The issue of whether it is ever okay to fire a client was the topic of my bi-weekly column for Editor-At-Large this week. Here is the link.
All I can say is that nothing pushes creative business owners’ buttons more than this topic. My thoughts in the column were no exception. I have received comments all across the spectrum from calling my words trite and uninformed to insightful and valuable. What it shows me is that we are at a crossroads as to the definition of integrity in creative business. Is it finishing because that is what you are paid to do no matter the abuse you have to endure? Or is it being unwilling to cross a sacrosanct line you, the artist, determine no matter where you are in the project? And if we are willing to value the line, will the industry (whatever your creative industry may be) reward us for having the integrity to stand up for what is intolerable to them or shame us for not being willing to “suck it up”? Clearly, I am of the “own your line” side of things.
Even if you have not done a good job expressing your process and the value of each step of your journey with your client, you still do not deserve abuse. Even if you have not talked about your thermonuclear line and why it exists for you, your art and your creative business, you do not deserve fundamental disrespect from a client, colleague or employee. Even if you are (partly) responsible for the mess that may have happened, you do not deserve to have your future as a creative business placed in (dire) jeopardy.

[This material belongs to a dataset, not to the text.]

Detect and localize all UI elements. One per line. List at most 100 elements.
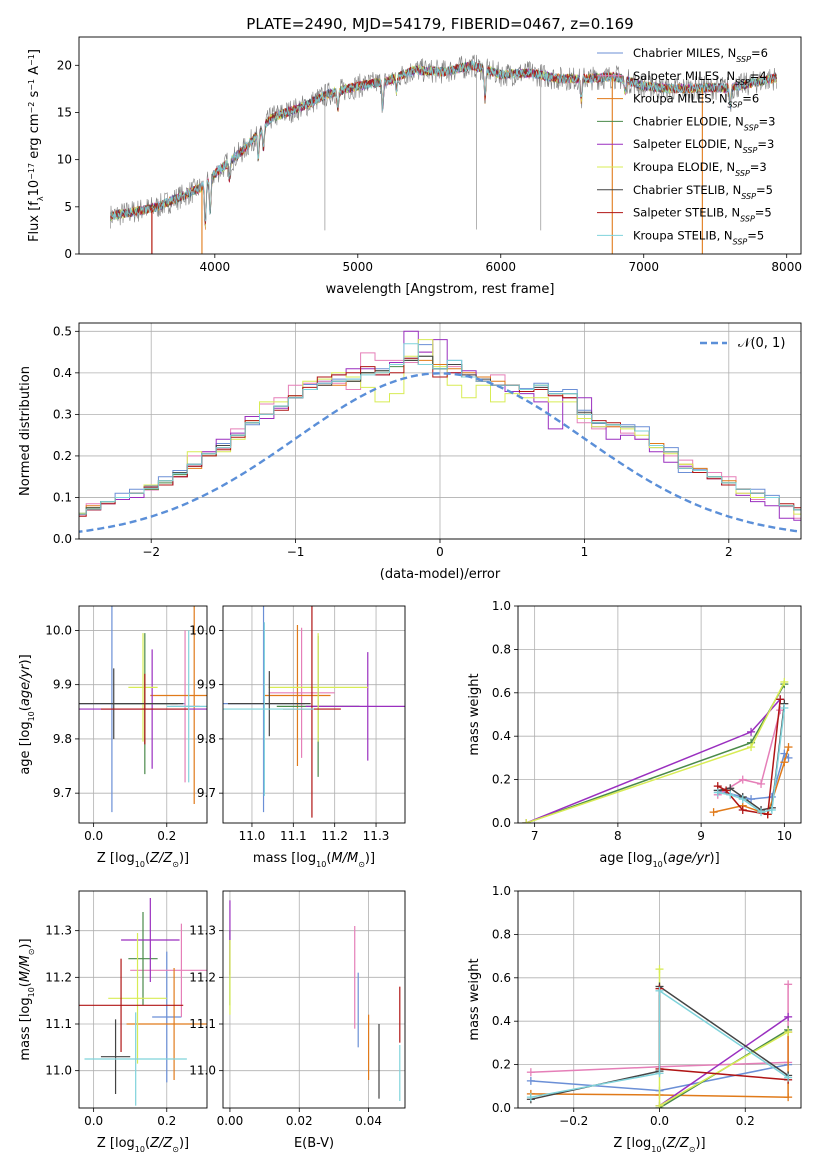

So yes, you have to do the work of communication and honoring your process as I talk about in my column, but you can never put yourself in the place of having to do what you do not or not being able to do your best work. Far more than just a lofty sentiment, it is also fundamental to your creative business.
For the most part, creative businesses are constantly selling to the next client. Some creative businesses have repeat business that they can rely on, but most have to find the next crop of new clients who have yet to experience your work. These new clients look to what has come before to decide whether your art is for them. If you are in the position of having to do that which you are not ultimately proud of and/or worse act in a way counter to what you most care about, who do you think is going to show up at your door next?
That said, I am actually completely against firing clients unless it is absolutely necessary. I define absolutely necessary as when you are unable to do what it is that you actually do and/or do your best work. Notice I did not say challenging or difficult or even Herculean. I said impossible. Usually, this boils down to one, maybe two, things you have to have — whether effective decision-making, timely payment or both for example. The reason is that the one thing is usually reflective of the foundation you depend on for your art to be what you intend. Without the one thing, everything crumbles and you do not have a business.
Of course, clients need to know the one thing and they need to be told more than once. If they decide to challenge your faith/conviction in your one thing, you also need to live your faith/conviction no matter what. I appreciate how hard this is, but ask what other choice do you have?
At the end of the day, what you put into the world as an artist has to matter to you first, your client second. The reason is straightforward: if you cannot create what is meaningful to you, you will stop doing work that matters, if not stop altogether. When that day does come, we are worse off.
Instead, why not go the other way? Celebrate your line, live to it because it more than worth it. Then we can start as other artists to join in the integrity and start being intolerant of those artists that do not live their line. Rather than calling those who would walk away “unprofessional”, we would honor the difficulty of the decision and applaud the conviction. And even if that day is not yet here, it will come if those with intrinsic integrity to who they are as creative professionals breathe the value of having the integrity. If you do not see this conviction around you, your art and your creative business, give yourself permission to lead. A world with better art is a better world. And make no mistake, conviction makes for better art.